The declaration, announced on Tuesday, will give the state’s director of public health power to order people to quarantine, isolate or evacuate an area.

The Spirit of Tasmania website issued a statement saying the ship “continues to sail as scheduled”

“If any changes do occur, we will contact our passengers directly,” it read.

The powers will initially be used to ban mass gatherings and ensure people arriving from overseas self-isolate for two weeks.

“It is the next step in the proportionate and scalable response we’re taking, Premier Peter Gutwein told reporters.

Tasmania has recorded seven coronavirus cases, but none have been transmitted locally.

“This is not a reaction to an imminent threat … (but) a gradual and steady increase in the proportional way that we’re dealing with this,” Mr Gutwein said.

The state government will on Tuesday reveal an economic stimulus package and is requiring all people entering the island to fill out an ‘arrival card’ with their details.

Meanwhile, Hobart’s MONA will shut its doors from Wednesday to ensure the safety of staff, visitors, contractors and the wider community.

Owner David Walsh said he had been trying to find a way to keep the museum open but conceded there’s a chance MONA could become a “major centre for contagion”.

“I’m closing it, without certainty and with some loss of pride, but I’m closing it,” he wrote in a statement.

“I hope people care enough to visit when we reopen.

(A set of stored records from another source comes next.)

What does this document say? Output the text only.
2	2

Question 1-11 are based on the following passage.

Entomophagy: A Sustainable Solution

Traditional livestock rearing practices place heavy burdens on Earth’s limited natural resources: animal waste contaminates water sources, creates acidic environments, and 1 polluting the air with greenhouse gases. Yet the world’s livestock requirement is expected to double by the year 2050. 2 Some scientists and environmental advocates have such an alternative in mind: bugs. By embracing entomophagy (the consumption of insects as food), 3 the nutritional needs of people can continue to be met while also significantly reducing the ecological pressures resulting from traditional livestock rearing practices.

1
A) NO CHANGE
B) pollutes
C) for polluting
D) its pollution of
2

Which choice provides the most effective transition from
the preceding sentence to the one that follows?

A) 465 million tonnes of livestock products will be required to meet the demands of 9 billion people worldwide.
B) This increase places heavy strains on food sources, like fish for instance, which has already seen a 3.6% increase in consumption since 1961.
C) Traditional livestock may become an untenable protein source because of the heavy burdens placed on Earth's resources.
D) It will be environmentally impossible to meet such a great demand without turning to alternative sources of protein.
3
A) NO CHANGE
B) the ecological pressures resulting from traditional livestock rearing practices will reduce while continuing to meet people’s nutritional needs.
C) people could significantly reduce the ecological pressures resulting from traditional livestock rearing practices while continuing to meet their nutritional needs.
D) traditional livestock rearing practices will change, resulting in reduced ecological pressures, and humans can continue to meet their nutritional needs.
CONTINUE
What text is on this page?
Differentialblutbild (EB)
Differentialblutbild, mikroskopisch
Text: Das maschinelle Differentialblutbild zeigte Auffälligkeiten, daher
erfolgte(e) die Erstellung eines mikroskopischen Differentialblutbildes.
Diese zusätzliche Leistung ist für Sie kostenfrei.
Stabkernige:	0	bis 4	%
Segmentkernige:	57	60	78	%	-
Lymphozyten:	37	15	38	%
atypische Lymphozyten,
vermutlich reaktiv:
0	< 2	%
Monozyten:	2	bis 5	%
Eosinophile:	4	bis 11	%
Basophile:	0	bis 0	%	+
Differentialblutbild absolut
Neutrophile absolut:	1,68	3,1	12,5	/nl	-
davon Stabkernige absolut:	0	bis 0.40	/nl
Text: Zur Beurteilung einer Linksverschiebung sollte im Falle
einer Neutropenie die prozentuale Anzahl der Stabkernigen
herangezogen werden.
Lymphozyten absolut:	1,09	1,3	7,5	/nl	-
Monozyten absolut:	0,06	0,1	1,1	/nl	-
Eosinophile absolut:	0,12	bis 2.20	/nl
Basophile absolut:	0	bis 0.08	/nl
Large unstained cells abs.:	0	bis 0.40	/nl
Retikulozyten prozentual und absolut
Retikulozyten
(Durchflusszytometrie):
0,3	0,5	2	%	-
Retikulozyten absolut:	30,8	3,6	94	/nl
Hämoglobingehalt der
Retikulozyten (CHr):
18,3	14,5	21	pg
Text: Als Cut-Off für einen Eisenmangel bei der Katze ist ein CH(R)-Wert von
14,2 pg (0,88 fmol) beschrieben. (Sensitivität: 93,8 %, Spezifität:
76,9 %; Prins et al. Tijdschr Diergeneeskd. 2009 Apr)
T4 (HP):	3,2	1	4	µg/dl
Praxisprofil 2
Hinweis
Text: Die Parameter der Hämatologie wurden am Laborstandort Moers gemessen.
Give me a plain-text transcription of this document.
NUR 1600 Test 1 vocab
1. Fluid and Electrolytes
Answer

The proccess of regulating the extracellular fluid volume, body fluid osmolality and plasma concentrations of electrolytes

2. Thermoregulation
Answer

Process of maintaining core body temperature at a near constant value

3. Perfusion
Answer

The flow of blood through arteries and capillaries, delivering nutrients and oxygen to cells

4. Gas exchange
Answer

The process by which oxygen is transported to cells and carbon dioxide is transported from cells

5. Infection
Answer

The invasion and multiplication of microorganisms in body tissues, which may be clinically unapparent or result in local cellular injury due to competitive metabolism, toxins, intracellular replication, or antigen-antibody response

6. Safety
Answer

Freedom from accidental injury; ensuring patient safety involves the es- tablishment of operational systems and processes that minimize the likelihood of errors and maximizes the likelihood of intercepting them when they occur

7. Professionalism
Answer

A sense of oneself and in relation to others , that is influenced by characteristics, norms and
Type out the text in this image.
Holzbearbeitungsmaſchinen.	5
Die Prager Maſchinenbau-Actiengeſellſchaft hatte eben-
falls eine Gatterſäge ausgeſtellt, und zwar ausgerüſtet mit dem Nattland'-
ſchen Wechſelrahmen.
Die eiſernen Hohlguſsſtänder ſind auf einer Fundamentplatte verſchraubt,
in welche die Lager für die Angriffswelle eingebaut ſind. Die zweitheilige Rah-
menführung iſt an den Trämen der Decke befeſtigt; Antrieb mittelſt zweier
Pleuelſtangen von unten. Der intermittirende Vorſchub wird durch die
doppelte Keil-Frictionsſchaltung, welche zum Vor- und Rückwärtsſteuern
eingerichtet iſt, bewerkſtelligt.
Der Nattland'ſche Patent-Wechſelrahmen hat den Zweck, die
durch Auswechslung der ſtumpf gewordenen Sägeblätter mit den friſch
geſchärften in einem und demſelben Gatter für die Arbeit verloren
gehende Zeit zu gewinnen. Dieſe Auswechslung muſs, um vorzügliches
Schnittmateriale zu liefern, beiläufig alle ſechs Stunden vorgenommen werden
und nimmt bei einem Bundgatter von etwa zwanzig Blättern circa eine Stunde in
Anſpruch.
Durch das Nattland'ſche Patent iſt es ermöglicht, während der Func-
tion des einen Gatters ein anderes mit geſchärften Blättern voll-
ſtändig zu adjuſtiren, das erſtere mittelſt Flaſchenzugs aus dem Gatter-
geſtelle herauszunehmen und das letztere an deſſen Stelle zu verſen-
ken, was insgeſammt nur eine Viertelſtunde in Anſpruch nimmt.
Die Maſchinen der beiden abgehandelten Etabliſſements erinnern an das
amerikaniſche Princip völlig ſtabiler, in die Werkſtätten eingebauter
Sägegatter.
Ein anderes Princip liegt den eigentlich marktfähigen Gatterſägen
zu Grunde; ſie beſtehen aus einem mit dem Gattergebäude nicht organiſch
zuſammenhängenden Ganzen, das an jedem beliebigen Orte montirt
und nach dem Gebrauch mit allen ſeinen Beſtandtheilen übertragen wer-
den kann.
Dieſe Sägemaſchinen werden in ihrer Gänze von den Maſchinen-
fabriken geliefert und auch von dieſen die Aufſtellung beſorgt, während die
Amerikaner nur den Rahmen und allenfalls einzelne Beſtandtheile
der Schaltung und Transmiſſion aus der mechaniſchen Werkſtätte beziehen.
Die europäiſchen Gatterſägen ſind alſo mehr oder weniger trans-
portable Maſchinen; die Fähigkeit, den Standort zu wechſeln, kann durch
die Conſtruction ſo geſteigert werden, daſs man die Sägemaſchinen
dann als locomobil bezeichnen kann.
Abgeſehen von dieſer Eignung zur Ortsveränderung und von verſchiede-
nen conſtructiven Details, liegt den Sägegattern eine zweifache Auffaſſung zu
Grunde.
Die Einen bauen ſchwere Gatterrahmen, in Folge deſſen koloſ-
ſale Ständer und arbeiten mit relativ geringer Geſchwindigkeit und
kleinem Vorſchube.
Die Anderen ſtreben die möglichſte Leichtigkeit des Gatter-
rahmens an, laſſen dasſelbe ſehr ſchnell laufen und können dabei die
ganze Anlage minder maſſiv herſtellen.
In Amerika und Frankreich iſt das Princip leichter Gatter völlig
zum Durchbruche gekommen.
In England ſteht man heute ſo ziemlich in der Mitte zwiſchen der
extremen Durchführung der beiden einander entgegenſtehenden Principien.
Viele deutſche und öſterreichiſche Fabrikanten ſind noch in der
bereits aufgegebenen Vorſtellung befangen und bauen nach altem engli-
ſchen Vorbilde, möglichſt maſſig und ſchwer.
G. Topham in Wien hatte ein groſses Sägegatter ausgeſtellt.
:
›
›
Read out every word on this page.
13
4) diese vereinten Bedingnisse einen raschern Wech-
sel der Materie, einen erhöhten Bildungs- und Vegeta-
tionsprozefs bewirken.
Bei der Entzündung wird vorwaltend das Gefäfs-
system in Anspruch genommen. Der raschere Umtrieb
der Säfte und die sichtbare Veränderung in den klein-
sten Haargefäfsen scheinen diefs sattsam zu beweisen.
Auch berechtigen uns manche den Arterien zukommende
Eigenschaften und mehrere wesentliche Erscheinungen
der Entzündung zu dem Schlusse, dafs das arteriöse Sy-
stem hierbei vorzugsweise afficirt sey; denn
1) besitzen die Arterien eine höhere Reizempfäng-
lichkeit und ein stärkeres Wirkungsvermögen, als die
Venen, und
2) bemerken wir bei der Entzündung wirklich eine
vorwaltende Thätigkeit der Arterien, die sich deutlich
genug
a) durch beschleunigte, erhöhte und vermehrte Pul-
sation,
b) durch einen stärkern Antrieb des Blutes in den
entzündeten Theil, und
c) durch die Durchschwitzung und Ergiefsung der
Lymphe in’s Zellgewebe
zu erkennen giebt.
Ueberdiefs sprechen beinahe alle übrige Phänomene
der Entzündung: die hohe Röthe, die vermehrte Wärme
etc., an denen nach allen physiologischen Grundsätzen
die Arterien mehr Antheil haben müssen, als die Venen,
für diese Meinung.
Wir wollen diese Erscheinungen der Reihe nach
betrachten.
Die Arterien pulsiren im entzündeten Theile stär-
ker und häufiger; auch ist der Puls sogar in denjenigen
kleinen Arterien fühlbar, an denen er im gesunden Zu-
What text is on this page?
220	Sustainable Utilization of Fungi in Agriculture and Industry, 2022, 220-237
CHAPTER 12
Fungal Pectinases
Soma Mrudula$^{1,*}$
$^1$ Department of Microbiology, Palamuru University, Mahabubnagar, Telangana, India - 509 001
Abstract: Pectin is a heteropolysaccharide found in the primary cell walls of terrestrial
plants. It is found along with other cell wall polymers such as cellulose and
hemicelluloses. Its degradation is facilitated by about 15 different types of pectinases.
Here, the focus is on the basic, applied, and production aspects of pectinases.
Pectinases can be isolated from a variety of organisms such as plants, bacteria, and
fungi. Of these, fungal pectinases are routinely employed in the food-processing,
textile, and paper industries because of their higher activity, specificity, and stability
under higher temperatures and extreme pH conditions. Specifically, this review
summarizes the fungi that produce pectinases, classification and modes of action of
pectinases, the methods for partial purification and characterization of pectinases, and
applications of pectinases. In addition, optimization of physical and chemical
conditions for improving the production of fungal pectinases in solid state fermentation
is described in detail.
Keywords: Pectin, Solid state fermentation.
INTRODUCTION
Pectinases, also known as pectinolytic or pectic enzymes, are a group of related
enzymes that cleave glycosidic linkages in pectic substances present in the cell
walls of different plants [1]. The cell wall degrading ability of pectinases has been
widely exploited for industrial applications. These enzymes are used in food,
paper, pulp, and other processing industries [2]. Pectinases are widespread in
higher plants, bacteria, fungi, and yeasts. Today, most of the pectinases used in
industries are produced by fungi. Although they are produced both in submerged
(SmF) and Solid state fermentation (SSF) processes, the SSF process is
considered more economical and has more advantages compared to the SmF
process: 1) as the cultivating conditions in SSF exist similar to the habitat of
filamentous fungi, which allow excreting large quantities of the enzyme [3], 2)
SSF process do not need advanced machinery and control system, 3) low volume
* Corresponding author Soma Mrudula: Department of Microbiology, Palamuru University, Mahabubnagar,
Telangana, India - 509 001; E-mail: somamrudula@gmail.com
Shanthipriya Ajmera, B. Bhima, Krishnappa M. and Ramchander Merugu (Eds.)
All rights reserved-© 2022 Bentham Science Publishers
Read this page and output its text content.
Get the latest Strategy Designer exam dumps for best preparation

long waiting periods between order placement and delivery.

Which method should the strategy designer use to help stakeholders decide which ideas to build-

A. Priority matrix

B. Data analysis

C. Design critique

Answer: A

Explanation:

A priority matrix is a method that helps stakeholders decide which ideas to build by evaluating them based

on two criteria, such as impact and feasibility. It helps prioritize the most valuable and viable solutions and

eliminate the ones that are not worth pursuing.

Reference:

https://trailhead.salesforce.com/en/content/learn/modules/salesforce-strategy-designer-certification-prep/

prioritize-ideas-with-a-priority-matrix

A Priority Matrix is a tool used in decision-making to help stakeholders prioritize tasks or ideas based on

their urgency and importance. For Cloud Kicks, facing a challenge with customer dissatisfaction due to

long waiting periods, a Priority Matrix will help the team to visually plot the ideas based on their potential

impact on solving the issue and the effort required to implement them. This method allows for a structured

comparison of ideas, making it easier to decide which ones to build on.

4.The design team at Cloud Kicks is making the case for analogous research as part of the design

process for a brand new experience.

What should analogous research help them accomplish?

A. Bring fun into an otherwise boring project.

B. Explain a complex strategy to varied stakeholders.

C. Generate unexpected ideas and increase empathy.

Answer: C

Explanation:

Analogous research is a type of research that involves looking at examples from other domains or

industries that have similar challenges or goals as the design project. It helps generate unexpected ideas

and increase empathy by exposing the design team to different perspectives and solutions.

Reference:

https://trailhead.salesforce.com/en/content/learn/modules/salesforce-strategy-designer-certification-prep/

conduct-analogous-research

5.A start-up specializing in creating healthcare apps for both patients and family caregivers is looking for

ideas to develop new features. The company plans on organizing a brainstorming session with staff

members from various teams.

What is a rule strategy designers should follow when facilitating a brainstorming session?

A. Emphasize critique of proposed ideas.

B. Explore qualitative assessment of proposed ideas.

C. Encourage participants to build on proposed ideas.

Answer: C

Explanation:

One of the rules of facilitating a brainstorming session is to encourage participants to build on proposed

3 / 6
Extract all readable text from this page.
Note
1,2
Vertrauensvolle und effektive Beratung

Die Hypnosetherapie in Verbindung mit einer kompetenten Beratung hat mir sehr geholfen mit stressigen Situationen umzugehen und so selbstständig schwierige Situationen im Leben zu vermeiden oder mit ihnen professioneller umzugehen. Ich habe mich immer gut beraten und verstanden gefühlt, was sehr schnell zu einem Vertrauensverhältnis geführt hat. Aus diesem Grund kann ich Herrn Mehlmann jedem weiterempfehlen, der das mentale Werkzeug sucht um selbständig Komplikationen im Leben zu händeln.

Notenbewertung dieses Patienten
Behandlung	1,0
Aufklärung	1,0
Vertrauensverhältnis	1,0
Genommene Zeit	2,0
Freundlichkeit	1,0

I hope that people care enough to understand why we’ve closed.”

Mr Walsh said he grappled with the decision because people need entertainment and a functioning museum might provide relief from the “drudgery” caused by the cancellation of public events.

The museum hasn’t recorded a drop in visitors in recent times.

It is not known when MONA will reopen, only that it will be shut for the foreseeable future.

The decision comes after Mr Walsh last week announced midwinter festival Dark Mofo would not go ahead due to financial concerns.

Tasmania on Monday joined NSW and WA in cancelling RSL-held Anzac Day commemorations.